Absolutely, sealants can be helpful in preventing cavities in deep grooves and crevices, but they, too, are only a partial solution.
Effective prevention happens mostly outside the dental office. As one physician put it in his keynote address at the 2014 Oral Health Conference in Alabama,
“Prevention is the word….” [A]nd it shouldn’t fall to just the dentists and dental hygienists. Other health care professionals, including nurses, physician assistants and pediatricians, can be part of prevention interventions; so too can daycare workers, teachers and Head Start personnel.
But most of it happens with you. At home. Above all, it takes a daily commitment to making healthful choices.

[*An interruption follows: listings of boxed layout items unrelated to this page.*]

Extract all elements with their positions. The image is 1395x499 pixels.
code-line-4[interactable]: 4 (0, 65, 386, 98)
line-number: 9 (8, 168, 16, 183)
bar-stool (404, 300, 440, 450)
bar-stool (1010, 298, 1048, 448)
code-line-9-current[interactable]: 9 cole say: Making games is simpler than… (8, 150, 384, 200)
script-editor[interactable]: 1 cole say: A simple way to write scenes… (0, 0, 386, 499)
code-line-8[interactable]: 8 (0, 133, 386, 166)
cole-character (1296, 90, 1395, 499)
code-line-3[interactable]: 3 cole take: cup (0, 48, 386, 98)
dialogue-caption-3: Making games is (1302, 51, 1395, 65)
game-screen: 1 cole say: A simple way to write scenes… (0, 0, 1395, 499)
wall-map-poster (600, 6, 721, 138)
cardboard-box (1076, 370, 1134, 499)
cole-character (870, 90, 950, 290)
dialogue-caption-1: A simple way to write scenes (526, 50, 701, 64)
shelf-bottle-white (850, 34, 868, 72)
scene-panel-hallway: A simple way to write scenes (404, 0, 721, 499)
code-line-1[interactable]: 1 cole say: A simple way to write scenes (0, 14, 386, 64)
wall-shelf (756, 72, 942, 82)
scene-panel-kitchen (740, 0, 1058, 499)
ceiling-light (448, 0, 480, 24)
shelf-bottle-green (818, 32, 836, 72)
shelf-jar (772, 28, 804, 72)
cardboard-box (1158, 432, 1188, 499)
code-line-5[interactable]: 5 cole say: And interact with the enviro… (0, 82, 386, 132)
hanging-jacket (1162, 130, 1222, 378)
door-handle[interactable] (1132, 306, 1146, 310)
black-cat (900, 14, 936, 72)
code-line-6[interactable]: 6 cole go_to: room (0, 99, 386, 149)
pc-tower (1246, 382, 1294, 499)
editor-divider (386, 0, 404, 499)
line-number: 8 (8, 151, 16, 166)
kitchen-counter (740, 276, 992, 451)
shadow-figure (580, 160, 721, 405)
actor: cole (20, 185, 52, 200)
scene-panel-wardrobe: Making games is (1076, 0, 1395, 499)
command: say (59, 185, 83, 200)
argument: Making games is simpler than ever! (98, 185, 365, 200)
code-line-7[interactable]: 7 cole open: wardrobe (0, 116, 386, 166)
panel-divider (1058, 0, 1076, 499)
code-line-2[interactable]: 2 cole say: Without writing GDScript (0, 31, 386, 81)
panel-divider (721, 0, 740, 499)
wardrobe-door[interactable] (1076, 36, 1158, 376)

There’s so much you can do to prevent cavities and other oral health problems – for yourself and by teaching your children healthy habits.. Here’s a quick list:
- Eat well. It’s no secret that eating too many sugars and refined carbohydrates – the stuff that so many hyper-processed foods is made of – raises your risk of cavities and periodontal disease. The World Health Organization recommends that no more than 10% of your daily calories – about 50 grams – come from sugar. But to prevent tooth decay, new research suggests a 3% max.
- Brush and floss regularly, making sure you clean every surface.
- Relax. Stress makes us more prone to disease and dysfunction of all kinds. Make sure you take some time to relax each day, whether it’s doing yoga, writing in a journal, or chilling to your favorite music.
- Avoid drugs – all kinds, including tobacco. Tobacco has an especially pernicious effect on the mouth, contributing to gum disease and, ultimately, tooth loss.
- Get enough sleep. Sleep rejuvenates your body and replenishes your energy levels. Without enough sleep, your body can’t do everything that it needs to do to keep you healthy.
- Exercise. Just as a car won’t run well if it’s not used, so, too, your body. We were designed to move! (And yes, we’ve seen those headlines insisting that exercise is bad for your teeth, but the vast majority of people don’t exercise enough to experience the problems that some elite athletes do.)
All these suggestions should sound familiar. They’re the stuff that promotes a healthy mind, spirit, body and mouth. (The mouth is connected to the rest of you, after all!) Whenever you take these steps, you are committing to yourself. Your body will reward your for smart choices.